SPAGHETTI & MEATBALLS IN ITALIAN GRAVY

Organic, Gluten & Dairy Free

EQUIPMENT: 5-quart stainless mixing bowl, Kitchen Machine food cutter, cutting board, chef’s knife, 13-inch French chef skillet and 13-inch gourmet chef skillet/paella pan, 8 quart stockpot, wooden spoon, 3 pc Pasta Pentola Set

PREPARATION TIME: 3 hours - Makes 12 -16 servings

MEATBALLS

  • 1 lbs. Organic Veal
  • 1 lbs. Organic Lean Ground Beef
  • 1 lbs. Organic Pork or Turkey
  • 1 cup Menchego goat cheese, grated #1 cutting cone
  • 1 ¼ cup wheat, gluten, soy & dairy free bread crumbs
  • 1 whole organic egg, or 2 egg whites
  • 5 gloves organic garlic, minced fine
  • 1 organic Spanish onion, chopped #2 cutting cone
  • ¼ cup olive oil
  • ½ cup ice water

In the 5 quart mixing bowl, combine the veal, beef, pork, cheese, bread crumbs, egg, garlic, onions, olive oil and ice water. Mix well and form into 1-inch meatballs.

In a hot, dry skillet over medium heat (induction 225°F to 275°F), dry sauté the meatballs, covered with the vent open, until brown on all sides, 15 to 20 minutes. Turn the meatballs as they release easily from the pan. Re-cover the pan after each turning.
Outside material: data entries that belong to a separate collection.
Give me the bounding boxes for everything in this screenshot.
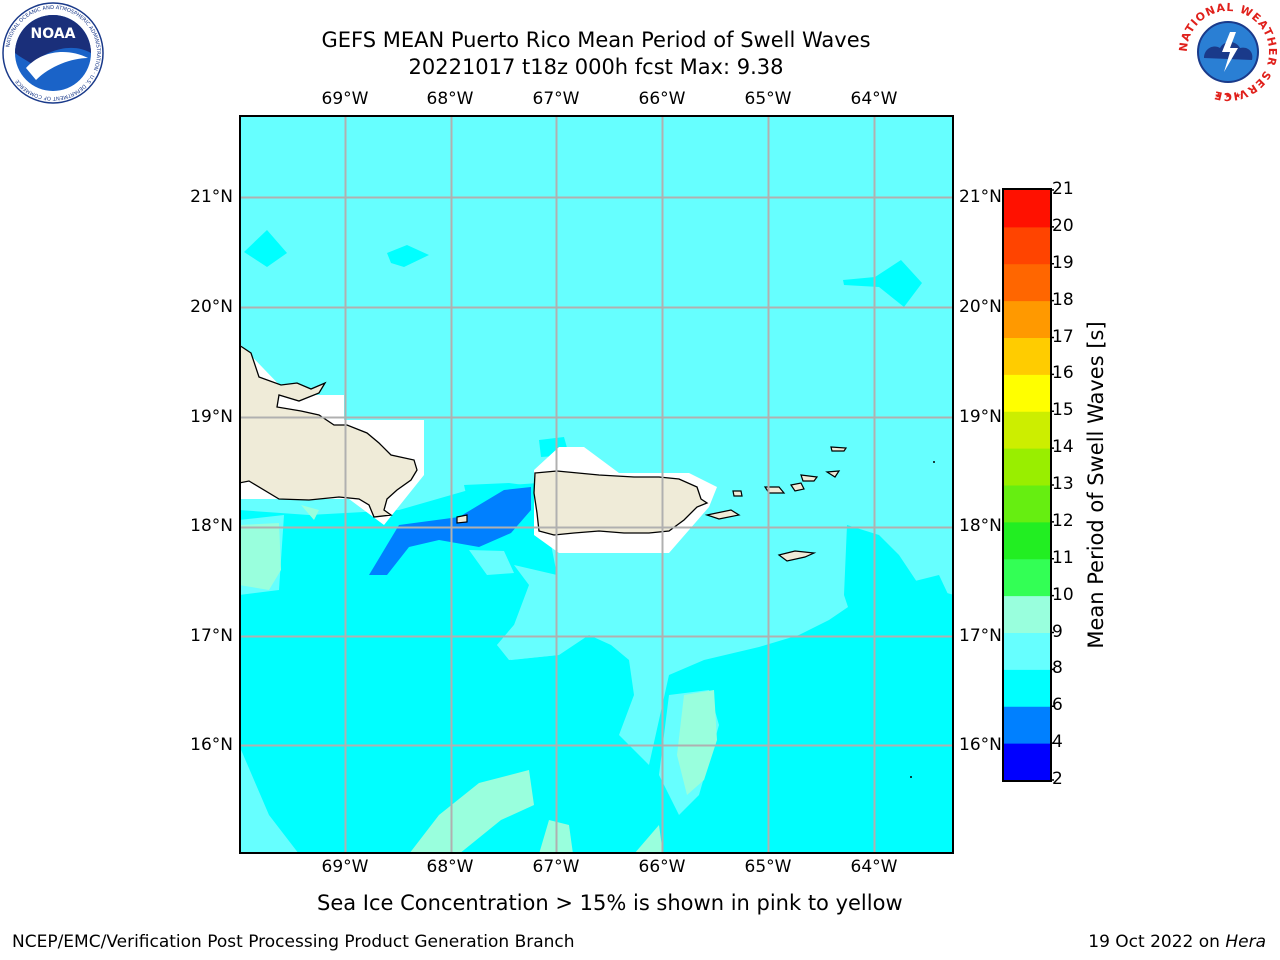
colorbar — [1002, 188, 1054, 782]
contour-6-8s-north — [387, 245, 429, 267]
colorbar-tick-label: 20 — [1052, 215, 1074, 236]
colorbar-tick-label: 18 — [1052, 289, 1074, 310]
lon-label-bottom: 65°W — [744, 857, 792, 877]
lon-label-bottom: 66°W — [638, 857, 686, 877]
lon-label-top: 68°W — [426, 89, 474, 109]
land-puerto-rico — [533, 470, 709, 536]
colorbar-segment — [1004, 743, 1050, 781]
lon-label-top: 67°W — [532, 89, 580, 109]
noaa-logo: NATIONAL OCEANIC AND ATMOSPHERIC ADMINIS… — [2, 2, 104, 104]
colorbar-segment — [1004, 595, 1050, 633]
contour-6-8s-north — [244, 230, 287, 267]
colorbar-tick-label: 12 — [1052, 510, 1074, 531]
land-vieques — [704, 509, 741, 520]
colorbar-tick-label: 21 — [1052, 179, 1074, 199]
colorbar-segment — [1004, 448, 1050, 486]
lat-label-right: 18°N — [959, 516, 1002, 536]
contour-9-10s-patch — [634, 825, 663, 854]
land-st-john — [790, 482, 805, 492]
lat-label-left: 18°N — [190, 516, 233, 536]
contour-8-9s-patch — [469, 550, 514, 575]
contour-9-10s-patch — [677, 690, 717, 795]
contour-6-8s-east-upper — [844, 525, 954, 645]
contour-6-8s-north — [843, 260, 922, 307]
land-tortola — [800, 474, 819, 482]
lat-label-left: 17°N — [190, 626, 233, 646]
colorbar-segment — [1004, 558, 1050, 597]
colorbar-tick-label: 14 — [1052, 437, 1074, 458]
colorbar-tick-label: 16 — [1052, 363, 1074, 384]
lat-label-left: 21°N — [190, 187, 233, 207]
lon-label-top: 65°W — [744, 89, 792, 109]
lat-label-left: 19°N — [190, 407, 233, 427]
map-gridlines — [239, 115, 954, 854]
colorbar-tick-label: 4 — [1052, 732, 1063, 753]
colorbar-segment — [1004, 263, 1050, 302]
swell-period-map — [239, 115, 954, 854]
credit-right: 19 Oct 2022 on Hera — [1088, 932, 1266, 952]
svg-text:★ ★ ★: ★ ★ ★ — [1215, 91, 1242, 100]
land-st-croix — [777, 550, 817, 562]
colorbar-tick-label: 2 — [1052, 769, 1063, 789]
lon-label-bottom: 69°W — [321, 857, 369, 877]
land-culebra — [732, 490, 743, 497]
lat-label-right: 20°N — [959, 297, 1002, 317]
lon-label-bottom: 68°W — [426, 857, 474, 877]
colorbar-tick-label: 10 — [1052, 584, 1074, 605]
colorbar-segment — [1004, 632, 1050, 670]
lon-label-bottom: 67°W — [532, 857, 580, 877]
credit-left: NCEP/EMC/Verification Post Processing Pr… — [12, 932, 575, 952]
credit-date: 19 Oct 2022 on — [1088, 932, 1226, 952]
colorbar-segment — [1004, 411, 1050, 449]
lat-label-right: 21°N — [959, 187, 1002, 207]
colorbar-tick-label: 11 — [1052, 547, 1074, 568]
land-hispaniola — [239, 344, 418, 518]
colorbar-segment — [1004, 669, 1050, 707]
chart-subtitle: 20221017 t18z 000h fcst Max: 9.38 — [408, 55, 784, 79]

Alternative; bake in 375°F oven with lid off 35 – 45 minutes.

ITALIAN GRAVY

  • 1 large Spanish onion, chopped #2 cutting cone
  • 5 cloves garlic, minced
  • 2 tablespoons Italian seasoning
  • 1 8-ounce can organic gluten free tomato paste
  • 2 (28-ounce) cans organic gluten free tomato puree
  • 2 (28-ounce) cans organic gluten free whole peeled tomatoes
  • 6 cups water
  • 2 tablespoons organic sugar or 1 teaspoon Stevia in the raw
  • 1/3 cup sulfate free dry red wine, Chianti or other dry red wine
  • 1/2 cup Menchego goat cheese, grated #1 cutting cone
  • 4 to 6 fresh basil leaves, chopped

In a hot, dry stockpot over medium heat (induction 225°F to 275°F), dry sauté the onions and garlic until slightly browned, 3 to 5 minutes, stirring occasionally.

Stir in the Italian seasoning and allow it to release its flavor. Add the tomato paste and cook, stirring, until the paste turns reddish-brown in color, 3 to 5 minutes. Do not allow the residue that forms on the bottom of the pan to burn.

Add tomatoes, tomato puree, water and sugar or stevia. Stir, cover the pan, open the vent and deduce the heat to medium-low (induction 170°F to 190°F). Simmer, about 2 hours, stirring occasionally. Stir in the wine; cover the pan, open the vent and simmer, about 1 hour, stirring occasionally.

To serve; spoon sauce over rice pasta. Top with grated cheese and chopped fresh basil.